67. Macarius' interesting use of the Helios metaphor, which also plays a role in defining the Nicene and post-Nicene formulation of the divine sonship of Christ, is not entirely relevant to the philosopher's simple comparison of two kinds of belief: It is far less absurd to think that God lives in statues than to believe that the divine being implanted itself in a virgin, and in the course of time was born, lived, and died as a human being. Macarius' reply shows little awareness of the mid-fifth-century Chalcedonian orthodoxy concerning the "two natures" of Christ, and indeed departs in certain respects from the emergent trinitarian orthodoxy of the fourth century: thus, "The word is made flesh, but does not lower itself to the disease [death?] or humiliation of the flesh .... For just as the sun when it descends into the wetness [of the sea] does not get wet ... so, too, God the Word ... while descending to the flesh [assumes nothing corrupt from it]." The orthodox had long used the sun as a means of describing the unique generation of the son from the father: the rays of the sun are "perpetually" generated by the sun; nevertheless, they are not divisible from its essence nor inferior to it. Macarius seems to confuse the application of the image in saying that the logos was as "unaffected" by human nature as is the sun in its daily descent into the sea. More to the point is his assertion that God is reckoned to have used mud (Gen. 2.7) in creating mankind and hence found it reasonable to "wear flesh from a virgin ... taking the mixture which is more precious than clay, and making from it an image stamped with his godhead."
 
68. Wrongly cited by Crafer as Deut. 12.28.
 
69. The philosopher's point is that neither Christianity nor Judaism is consistent in the matter of monotheistic outlook.

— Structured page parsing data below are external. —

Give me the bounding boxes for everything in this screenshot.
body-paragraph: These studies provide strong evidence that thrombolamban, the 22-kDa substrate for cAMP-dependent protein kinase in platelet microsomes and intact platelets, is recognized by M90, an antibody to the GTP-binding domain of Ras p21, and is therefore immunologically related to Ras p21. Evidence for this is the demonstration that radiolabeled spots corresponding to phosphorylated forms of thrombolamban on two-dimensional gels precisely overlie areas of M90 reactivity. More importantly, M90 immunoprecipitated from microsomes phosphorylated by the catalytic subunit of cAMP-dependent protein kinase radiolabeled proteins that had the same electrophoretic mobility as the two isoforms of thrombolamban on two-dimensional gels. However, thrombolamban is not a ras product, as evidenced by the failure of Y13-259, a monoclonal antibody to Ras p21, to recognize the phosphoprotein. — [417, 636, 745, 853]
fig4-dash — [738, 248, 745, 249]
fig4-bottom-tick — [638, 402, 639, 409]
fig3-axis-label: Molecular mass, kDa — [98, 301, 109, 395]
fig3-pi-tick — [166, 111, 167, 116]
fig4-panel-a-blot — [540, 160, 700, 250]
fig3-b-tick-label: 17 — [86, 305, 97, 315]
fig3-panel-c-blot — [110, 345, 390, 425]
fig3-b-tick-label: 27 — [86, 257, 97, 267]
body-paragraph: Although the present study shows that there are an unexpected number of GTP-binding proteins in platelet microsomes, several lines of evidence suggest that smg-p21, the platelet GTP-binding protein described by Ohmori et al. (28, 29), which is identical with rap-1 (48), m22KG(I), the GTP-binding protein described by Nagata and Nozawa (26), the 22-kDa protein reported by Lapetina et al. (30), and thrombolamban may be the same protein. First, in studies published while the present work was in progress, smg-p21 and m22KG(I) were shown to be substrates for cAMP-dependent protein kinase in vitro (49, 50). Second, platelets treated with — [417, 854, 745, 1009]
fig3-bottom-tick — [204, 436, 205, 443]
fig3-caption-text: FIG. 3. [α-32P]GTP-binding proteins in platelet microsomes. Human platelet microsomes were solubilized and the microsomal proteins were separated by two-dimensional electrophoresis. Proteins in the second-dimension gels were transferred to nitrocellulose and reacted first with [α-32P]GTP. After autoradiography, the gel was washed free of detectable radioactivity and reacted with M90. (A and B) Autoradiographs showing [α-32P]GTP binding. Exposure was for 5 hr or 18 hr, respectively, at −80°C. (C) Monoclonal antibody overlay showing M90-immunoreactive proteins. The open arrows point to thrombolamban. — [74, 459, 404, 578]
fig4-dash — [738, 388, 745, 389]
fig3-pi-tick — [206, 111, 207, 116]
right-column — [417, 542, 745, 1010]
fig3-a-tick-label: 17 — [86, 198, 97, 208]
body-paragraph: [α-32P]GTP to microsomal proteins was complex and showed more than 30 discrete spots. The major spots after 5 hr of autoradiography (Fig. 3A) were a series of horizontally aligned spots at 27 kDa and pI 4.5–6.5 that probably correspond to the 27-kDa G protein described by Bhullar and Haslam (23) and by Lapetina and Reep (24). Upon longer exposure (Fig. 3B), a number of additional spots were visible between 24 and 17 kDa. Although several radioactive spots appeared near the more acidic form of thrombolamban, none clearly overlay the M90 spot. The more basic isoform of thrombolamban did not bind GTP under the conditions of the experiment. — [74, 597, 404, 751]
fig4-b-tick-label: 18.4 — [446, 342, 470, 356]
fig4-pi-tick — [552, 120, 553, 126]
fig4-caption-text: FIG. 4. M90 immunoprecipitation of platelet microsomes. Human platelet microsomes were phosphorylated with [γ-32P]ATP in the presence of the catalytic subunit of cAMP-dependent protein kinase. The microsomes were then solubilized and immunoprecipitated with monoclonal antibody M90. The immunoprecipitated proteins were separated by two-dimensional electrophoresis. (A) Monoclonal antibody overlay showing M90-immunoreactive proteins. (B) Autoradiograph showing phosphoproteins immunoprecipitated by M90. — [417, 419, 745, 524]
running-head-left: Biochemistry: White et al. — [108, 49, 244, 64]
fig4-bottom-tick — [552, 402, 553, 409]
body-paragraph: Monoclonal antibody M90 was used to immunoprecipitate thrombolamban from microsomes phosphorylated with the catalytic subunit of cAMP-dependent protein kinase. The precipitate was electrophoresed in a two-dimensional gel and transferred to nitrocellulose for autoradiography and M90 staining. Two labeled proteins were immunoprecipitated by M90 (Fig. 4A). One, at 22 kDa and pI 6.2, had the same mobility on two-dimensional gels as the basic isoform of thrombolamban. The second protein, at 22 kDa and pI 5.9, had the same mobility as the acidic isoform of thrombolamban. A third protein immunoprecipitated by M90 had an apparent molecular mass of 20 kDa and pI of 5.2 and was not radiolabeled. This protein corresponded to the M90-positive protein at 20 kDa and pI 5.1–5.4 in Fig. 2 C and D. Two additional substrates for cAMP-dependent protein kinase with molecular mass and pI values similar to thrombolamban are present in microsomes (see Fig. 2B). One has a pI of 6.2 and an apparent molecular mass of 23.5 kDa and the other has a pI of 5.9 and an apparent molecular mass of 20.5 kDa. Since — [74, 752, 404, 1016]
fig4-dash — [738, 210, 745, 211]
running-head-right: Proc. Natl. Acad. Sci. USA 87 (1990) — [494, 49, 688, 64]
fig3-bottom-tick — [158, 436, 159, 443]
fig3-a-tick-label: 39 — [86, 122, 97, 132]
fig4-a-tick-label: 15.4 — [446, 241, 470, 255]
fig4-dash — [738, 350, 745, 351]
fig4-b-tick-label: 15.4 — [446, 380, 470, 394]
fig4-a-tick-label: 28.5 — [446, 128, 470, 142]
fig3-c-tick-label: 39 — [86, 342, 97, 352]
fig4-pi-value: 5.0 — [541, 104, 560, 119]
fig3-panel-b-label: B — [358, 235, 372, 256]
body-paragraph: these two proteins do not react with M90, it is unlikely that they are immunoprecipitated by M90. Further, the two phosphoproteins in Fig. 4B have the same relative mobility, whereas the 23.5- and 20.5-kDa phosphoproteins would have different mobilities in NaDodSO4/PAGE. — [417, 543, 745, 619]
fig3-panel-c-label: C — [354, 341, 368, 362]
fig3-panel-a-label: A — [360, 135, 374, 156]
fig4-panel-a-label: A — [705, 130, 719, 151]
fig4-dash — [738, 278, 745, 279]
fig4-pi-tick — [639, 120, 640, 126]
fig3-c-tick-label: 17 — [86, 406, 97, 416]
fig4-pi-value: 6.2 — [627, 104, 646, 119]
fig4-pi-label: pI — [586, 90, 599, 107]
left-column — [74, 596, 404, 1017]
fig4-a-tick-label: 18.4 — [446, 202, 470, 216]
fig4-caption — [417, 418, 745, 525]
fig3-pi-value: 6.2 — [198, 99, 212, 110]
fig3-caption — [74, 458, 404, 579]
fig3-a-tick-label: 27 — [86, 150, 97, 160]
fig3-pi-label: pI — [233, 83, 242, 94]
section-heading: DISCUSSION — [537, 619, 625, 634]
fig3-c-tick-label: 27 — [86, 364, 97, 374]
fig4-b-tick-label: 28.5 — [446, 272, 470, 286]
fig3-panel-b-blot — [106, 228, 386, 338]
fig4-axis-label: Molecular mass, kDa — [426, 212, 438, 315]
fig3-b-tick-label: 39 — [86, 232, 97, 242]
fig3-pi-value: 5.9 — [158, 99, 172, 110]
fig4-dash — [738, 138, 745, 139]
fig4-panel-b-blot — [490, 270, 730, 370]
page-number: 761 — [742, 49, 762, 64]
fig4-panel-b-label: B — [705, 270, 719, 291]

The biblical tradition, with its acknowledgment of the gods of other tribes and nations, stands in tension with the formulations of Christian teachers from Justin Martyr onward, who juxtapose a "settled" biblical monotheism derived from Judaism with the glimmers of monotheistic thought derived from philosophy. See Justin's discussion, 1 Apology 59.
 
From the pagan perspective the Christian position appears more inconsistent by virtue of two doctrines: the doctrine of angels, which passed in a developed form from apocalyptic Judaism into first century Christianity, and the belief in the coequal divinity of father, son and spirit within an indivisible godhead. The Christian habit of denying the title "god" to any power other than the fully articulated trinity of persons seems incoherent to the philosopher.
 
Macarius, on the other hand, argues that the things called "gods" in scripture are not gods at all and have no independent existence; rather, they are mistakes made by the ancients in their attempts to intellectualize the divine realm. Porphyry seems to anticipate this defense in his suggestion that different ranks of divine beings are mentioned in scripture without any indication that they are illusory (cf. Gen. 1.26; 6.2; 6.4. etc.).